Situation: A DTC brand with $18M revenue believed all three product lines were profitable. Contribution margin was negative on one line but masked by shared cost allocation.
Actions: COGS teardown by SKU, shipping-cost renegotiation with carriers, contribution-margin model by product line, and customer-acquisition cost analysis by channel.
Timeline: 3 months cash-flow and modeling engagement.

Situation: A $32M manufacturer was cash-constrained despite profitability. AR aging showed 38% of receivables over 60 days. Inventory turns were below industry benchmark.
Actions: AR aging analysis and collections process redesign, inventory-turn optimization with safety-stock recalibration, payment-term renegotiation with top 15 suppliers, and cash-conversion cycle tracking.
Timeline: 4 months cash-flow management engagement.

Situation: A MedTech company with FDA-cleared product needed to raise $28M for commercialization. Financial records were maintained in spreadsheets with no central model.
Actions: Three-statement model construction, cohort analysis by hospital system, KPI dashboard (sales cycle, installation rate, revenue per site), data-room architecture and population, and investor narrative development.
Timeline: 3 months fundraising support engagement.

Situation: A regional distributor with 80 routes could not identify which routes were profitable.

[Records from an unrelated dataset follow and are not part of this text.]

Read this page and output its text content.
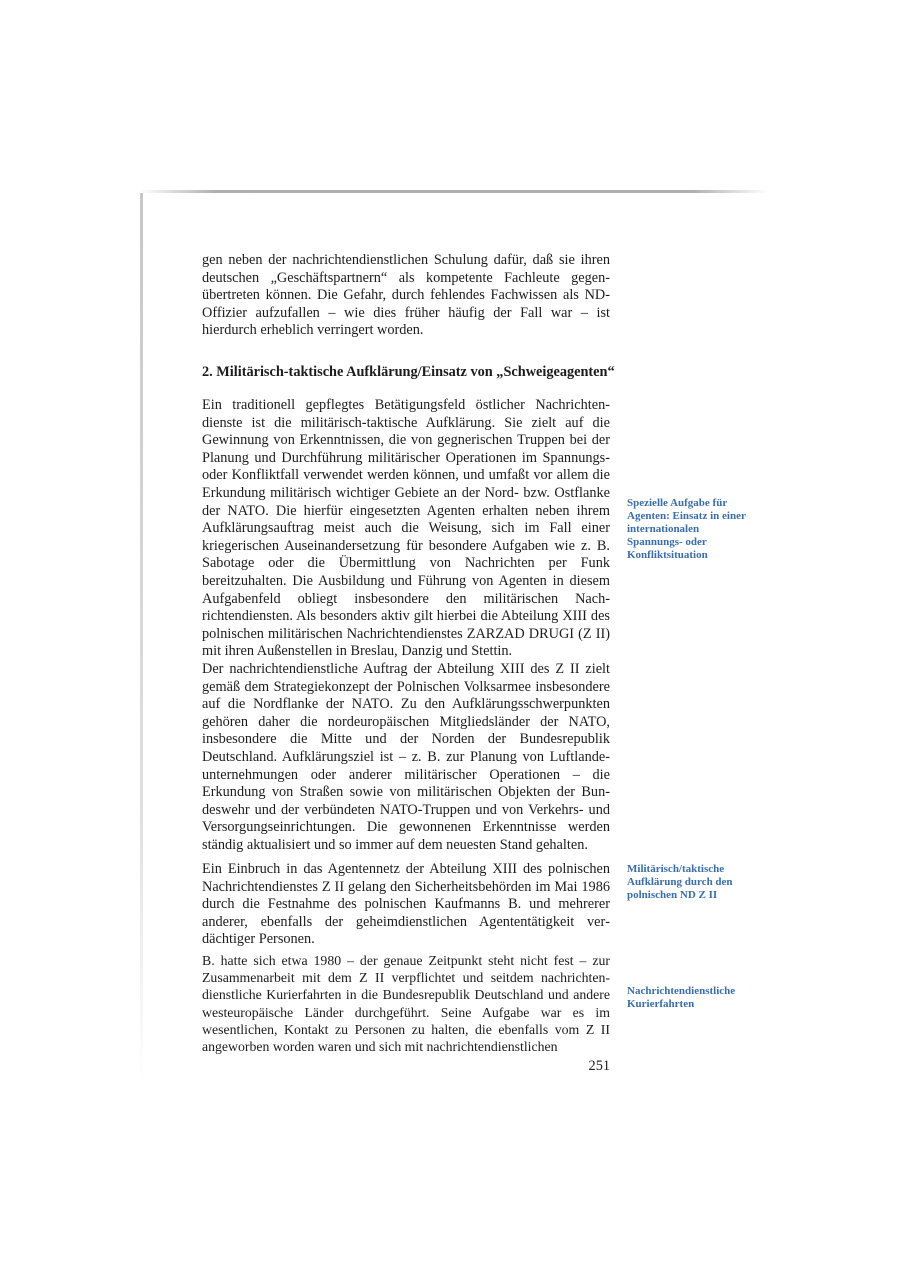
gen neben der nachrichtendienstlichen Schulung dafür, daß sie ihren deutschen „Geschäftspartnern“ als kompetente Fachleute gegenübertreten können. Die Gefahr, durch fehlendes Fachwissen als ND-Offizier aufzufallen – wie dies früher häufig der Fall war – ist hierdurch erheblich verringert worden.

2. Militärisch-taktische Aufklärung/Einsatz von „Schweigeagenten“

Ein traditionell gepflegtes Betätigungsfeld östlicher Nachrichtendienste ist die militärisch-taktische Aufklärung. Sie zielt auf die Gewinnung von Erkenntnissen, die von gegnerischen Truppen bei der Planung und Durchführung militärischer Operationen im Spannungs- oder Konfliktfall verwendet werden können, und umfaßt vor allem die Erkundung militärisch wichtiger Gebiete an der Nord- bzw. Ostflanke der NATO. Die hierfür eingesetzten Agenten erhalten neben ihrem Aufklärungsauftrag meist auch die Weisung, sich im Fall einer kriegerischen Auseinandersetzung für besondere Aufgaben wie z. B. Sabotage oder die Übermittlung von Nachrichten per Funk bereitzuhalten. Die Ausbildung und Führung von Agenten in diesem Aufgabenfeld obliegt insbesondere den militärischen Nachrichtendiensten. Als besonders aktiv gilt hierbei die Abteilung XIII des polnischen militärischen Nachrichtendienstes ZARZAD DRUGI (Z II) mit ihren Außenstellen in Breslau, Danzig und Stettin.

Der nachrichtendienstliche Auftrag der Abteilung XIII des Z II zielt gemäß dem Strategiekonzept der Polnischen Volksarmee insbesondere auf die Nordflanke der NATO. Zu den Aufklärungsschwerpunkten gehören daher die nordeuropäischen Mitgliedsländer der NATO, insbesondere die Mitte und der Norden der Bundesrepublik Deutschland. Aufklärungsziel ist – z. B. zur Planung von Luftlandeunternehmungen oder anderer militärischer Operationen – die Erkundung von Straßen sowie von militärischen Objekten der Bundeswehr und der verbündeten NATO-Truppen und von Verkehrs- und Versorgungseinrichtungen. Die gewonnenen Erkenntnisse werden ständig aktualisiert und so immer auf dem neuesten Stand gehalten.

Ein Einbruch in das Agentennetz der Abteilung XIII des polnischen Nachrichtendienstes Z II gelang den Sicherheitsbehörden im Mai 1986 durch die Festnahme des polnischen Kaufmanns B. und mehrerer anderer, ebenfalls der geheimdienstlichen Agententätigkeit verdächtiger Personen.

B. hatte sich etwa 1980 – der genaue Zeitpunkt steht nicht fest – zur Zusammenarbeit mit dem Z II verpflichtet und seitdem nachrichtendienstliche Kurierfahrten in die Bundesrepublik Deutschland und andere westeuropäische Länder durchgeführt. Seine Aufgabe war es im wesentlichen, Kontakt zu Personen zu halten, die ebenfalls vom Z II angeworben worden waren und sich mit nachrichtendienstlichen

Spezielle Aufgabe für Agenten: Einsatz in einer internationalen Spannungs- oder Konfliktsituation

Militärisch/taktische Aufklärung durch den polnischen ND Z II

Nachrichtendienstliche Kurierfahrten

251
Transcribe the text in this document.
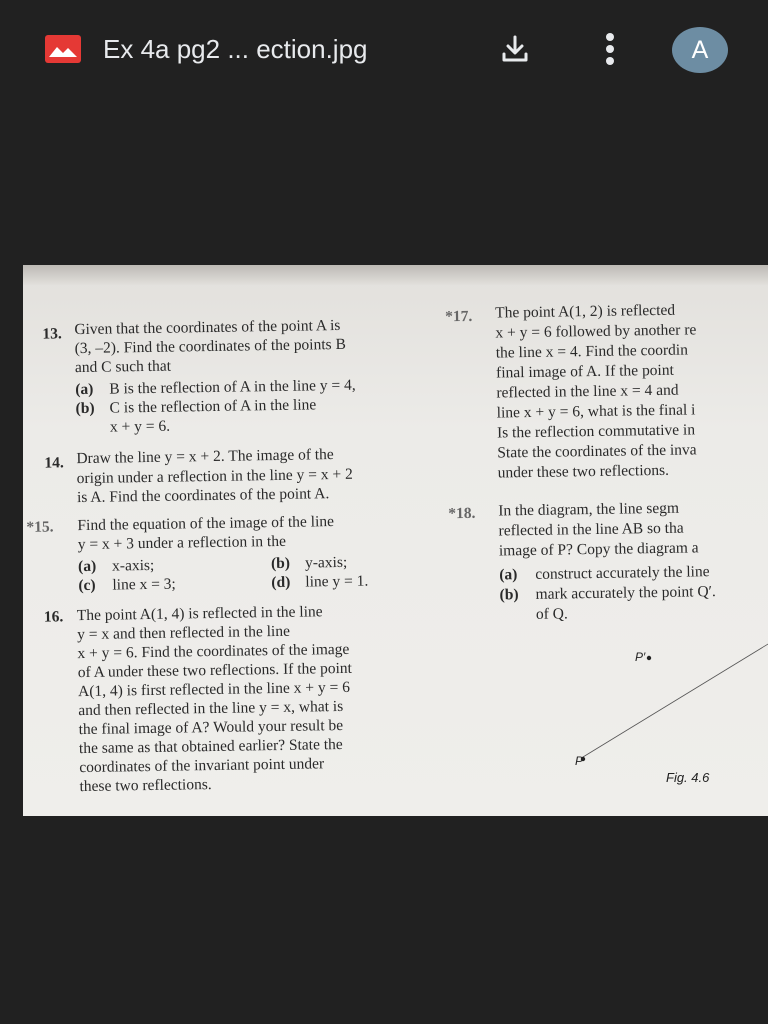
Ex 4a pg2 ... ection.jpg	A
13. Given that the coordinates of the point A is
(3, –2). Find the coordinates of the points B
and C such that
(a) B is the reflection of A in the line y = 4,
(b) C is the reflection of A in the line
x + y = 6.
14. Draw the line y = x + 2. The image of the
origin under a reflection in the line y = x + 2
is A. Find the coordinates of the point A.
*15. Find the equation of the image of the line
y = x + 3 under a reflection in the
(a) x-axis;	(b) y-axis;
(c) line x = 3;	(d) line y = 1.
16. The point A(1, 4) is reflected in the line
y = x and then reflected in the line
x + y = 6. Find the coordinates of the image
of A under these two reflections. If the point
A(1, 4) is first reflected in the line x + y = 6
and then reflected in the line y = x, what is
the final image of A? Would your result be
the same as that obtained earlier? State the
coordinates of the invariant point under
these two reflections.
*17. The point A(1, 2) is reflected
x + y = 6 followed by another re
the line x = 4. Find the coordin
final image of A. If the point
reflected in the line x = 4 and
line x + y = 6, what is the final i
Is the reflection commutative in
State the coordinates of the inva
under these two reflections.
*18. In the diagram, the line segm
reflected in the line AB so tha
image of P? Copy the diagram a
(a) construct accurately the line
(b) mark accurately the point Q′.
of Q.
P′
P
Fig. 4.6
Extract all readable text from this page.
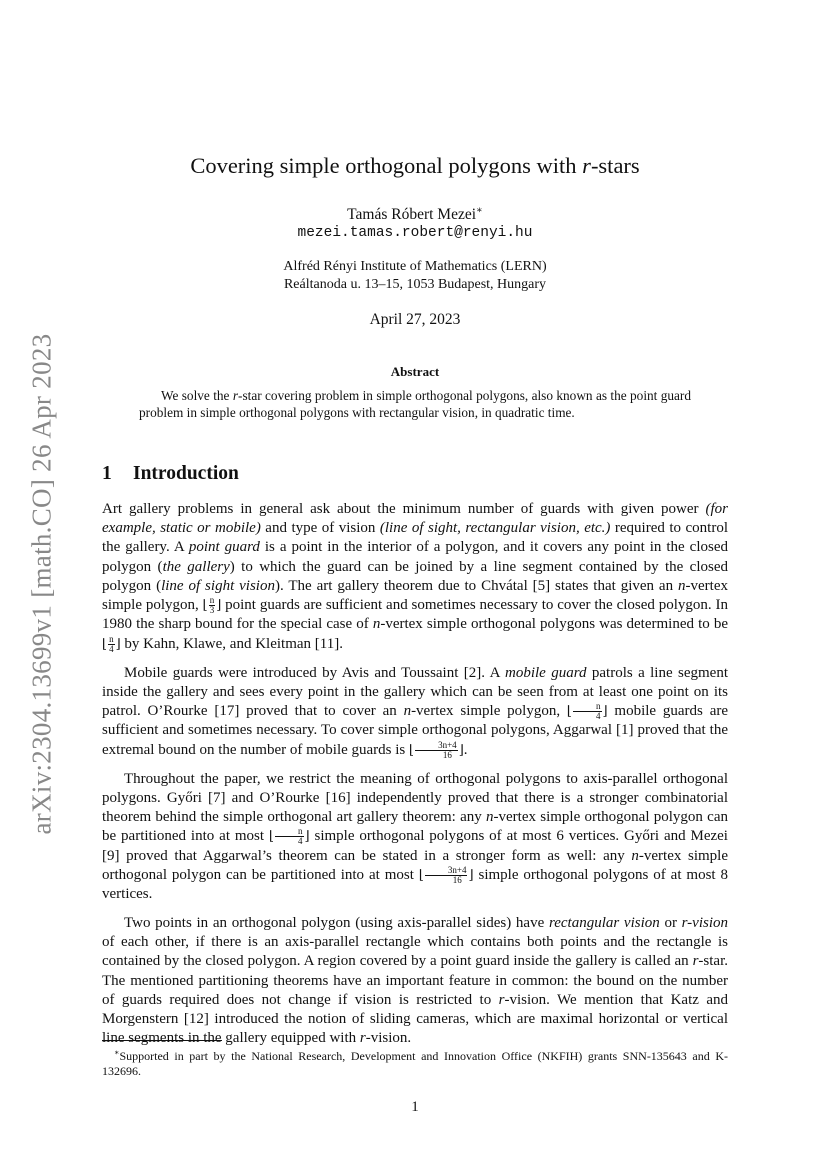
arXiv:2304.13699v1 [math.CO] 26 Apr 2023
Covering simple orthogonal polygons with r-stars
Tamás Róbert Mezei∗
mezei.tamas.robert@renyi.hu
Alfréd Rényi Institute of Mathematics (LERN)
Reáltanoda u. 13–15, 1053 Budapest, Hungary
April 27, 2023
Abstract
We solve the r-star covering problem in simple orthogonal polygons, also known as the point guard problem in simple orthogonal polygons with rectangular vision, in quadratic time.
1 Introduction

Art gallery problems in general ask about the minimum number of guards with given power (for example, static or mobile) and type of vision (line of sight, rectangular vision, etc.) required to control the gallery. A point guard is a point in the interior of a polygon, and it covers any point in the closed polygon (the gallery) to which the guard can be joined by a line segment contained by the closed polygon (line of sight vision). The art gallery theorem due to Chvátal [5] states that given an n-vertex simple polygon, ⌊ $\frac{n}{3}$ ⌋ point guards are sufficient and sometimes necessary to cover the closed polygon. In 1980 the sharp bound for the special case of n-vertex simple orthogonal polygons was determined to be ⌊ $\frac{n}{4}$ ⌋ by Kahn, Klawe, and Kleitman [11].

Mobile guards were introduced by Avis and Toussaint [2]. A mobile guard patrols a line segment inside the gallery and sees every point in the gallery which can be seen from at least one point on its patrol. O’Rourke [17] proved that to cover an n-vertex simple polygon, ⌊ $\frac{n}{4}$ ⌋ mobile guards are sufficient and sometimes necessary. To cover simple orthogonal polygons, Aggarwal [1] proved that the extremal bound on the number of mobile guards is ⌊ $\frac{3n+4}{16}$ ⌋.

Throughout the paper, we restrict the meaning of orthogonal polygons to axis-parallel orthogonal polygons. Győri [7] and O’Rourke [16] independently proved that there is a stronger combinatorial theorem behind the simple orthogonal art gallery theorem: any n-vertex simple orthogonal polygon can be partitioned into at most ⌊ $\frac{n}{4}$ ⌋ simple orthogonal polygons of at most 6 vertices. Győri and Mezei [9] proved that Aggarwal’s theorem can be stated in a stronger form as well: any n-vertex simple orthogonal polygon can be partitioned into at most ⌊ $\frac{3n+4}{16}$ ⌋ simple orthogonal polygons of at most 8 vertices.

Two points in an orthogonal polygon (using axis-parallel sides) have rectangular vision or r-vision of each other, if there is an axis-parallel rectangle which contains both points and the rectangle is contained by the closed polygon. A region covered by a point guard inside the gallery is called an r-star. The mentioned partitioning theorems have an important feature in common: the bound on the number of guards required does not change if vision is restricted to r-vision. We mention that Katz and Morgenstern [12] introduced the notion of sliding cameras, which are maximal horizontal or vertical line segments in the gallery equipped with r-vision.

∗Supported in part by the National Research, Development and Innovation Office (NKFIH) grants SNN-135643 and K-132696.
1
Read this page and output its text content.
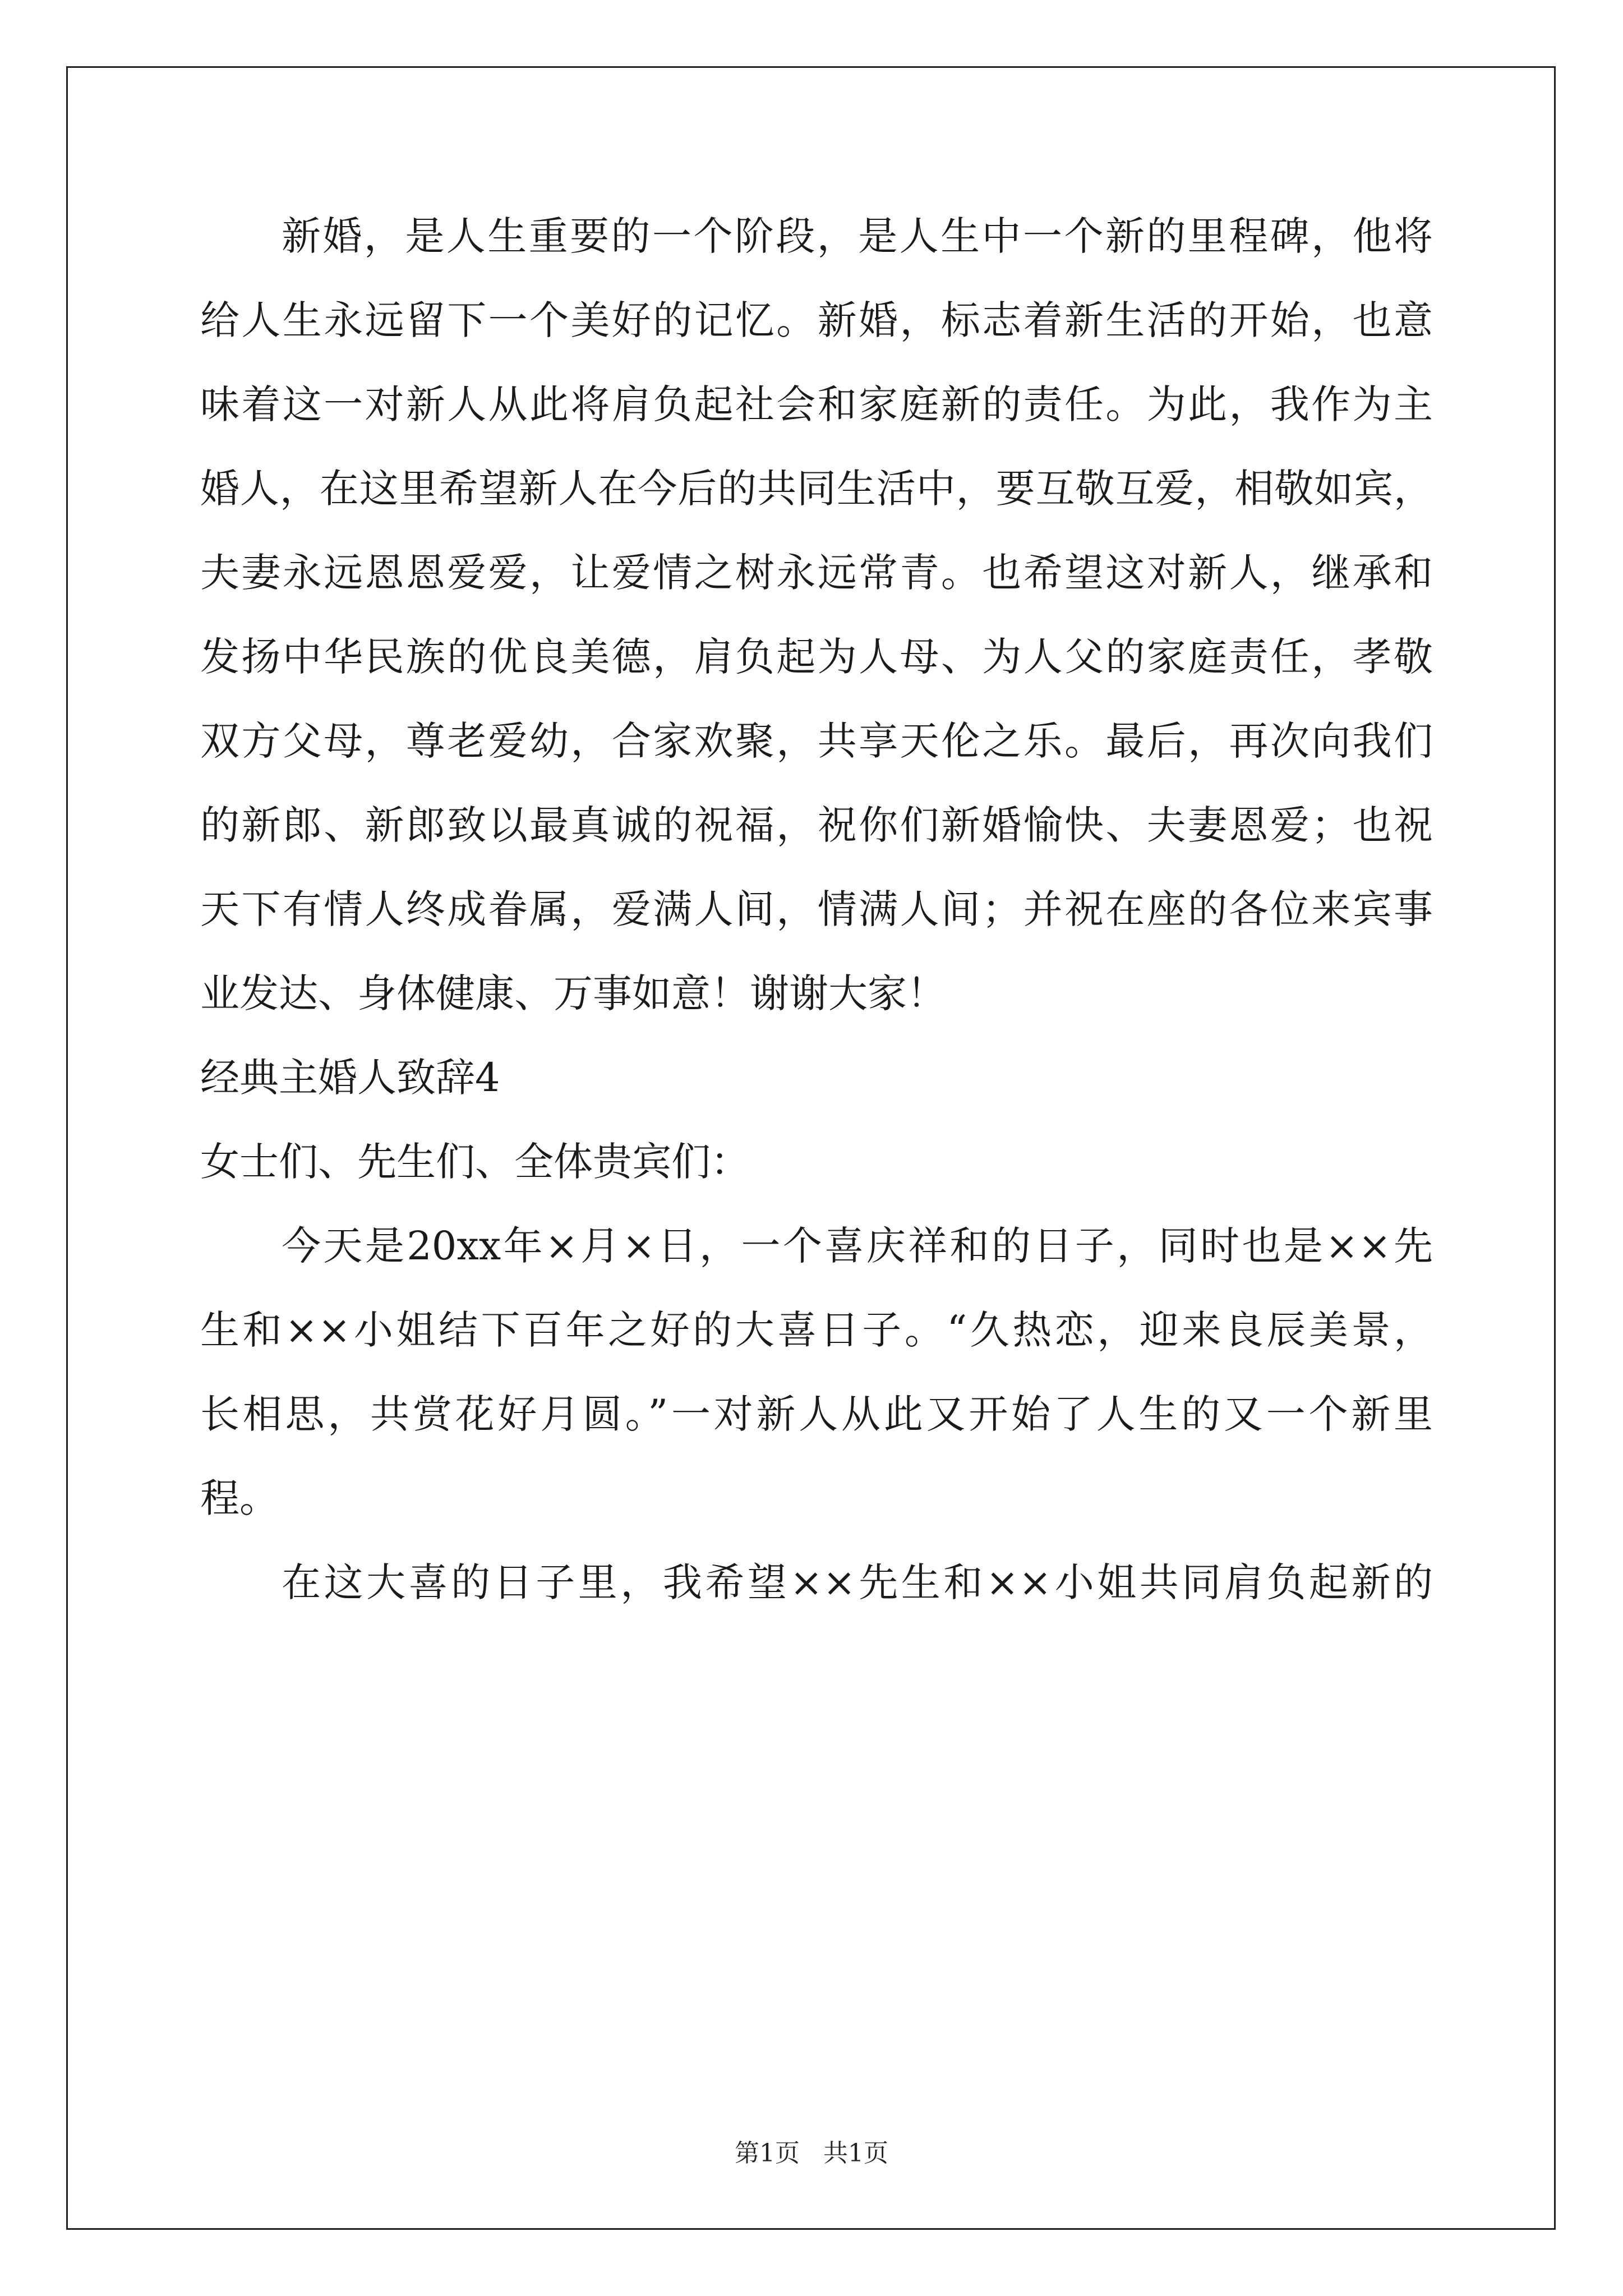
新婚，是人生重要的一个阶段，是人生中一个新的里程碑，他将
给人生永远留下一个美好的记忆。新婚，标志着新生活的开始，也意
味着这一对新人从此将肩负起社会和家庭新的责任。为此，我作为主
婚人，在这里希望新人在今后的共同生活中，要互敬互爱，相敬如宾，
夫妻永远恩恩爱爱，让爱情之树永远常青。也希望这对新人，继承和
发扬中华民族的优良美德，肩负起为人母、为人父的家庭责任，孝敬
双方父母，尊老爱幼，合家欢聚，共享天伦之乐。最后，再次向我们
的新郎、新郎致以最真诚的祝福，祝你们新婚愉快、夫妻恩爱；也祝
天下有情人终成眷属，爱满人间，情满人间；并祝在座的各位来宾事
业发达、身体健康、万事如意！谢谢大家！
经典主婚人致辞4
女士们、先生们、全体贵宾们：
今天是20xx年×月×日，一个喜庆祥和的日子，同时也是××先
生和××小姐结下百年之好的大喜日子。“久热恋，迎来良辰美景，
长相思，共赏花好月圆。”一对新人从此又开始了人生的又一个新里
程。
在这大喜的日子里，我希望××先生和××小姐共同肩负起新的
第1页   共1页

Cost allocation was based on revenue share, which masked high-cost, low-margin routes.
Actions: Route-level P&L construction, freight-cost and fuel-cost modeling, driver-cost allocation by route, customer profitability analysis, and pricing model redesign.
Timeline: 4 months financial modeling and FP&A engagement.

Situation: Founding CFO departed unexpectedly during a critical expansion phase. 14 locations, $22M revenue, no successor identified. Board reporting was three months behind.
Actions: Immediate cash stabilization, board reporting catch-up, finance team assessment, new accounting hire, budget process redesign, and permanent CFO search support.
Timeline: 6 months interim CFO engagement.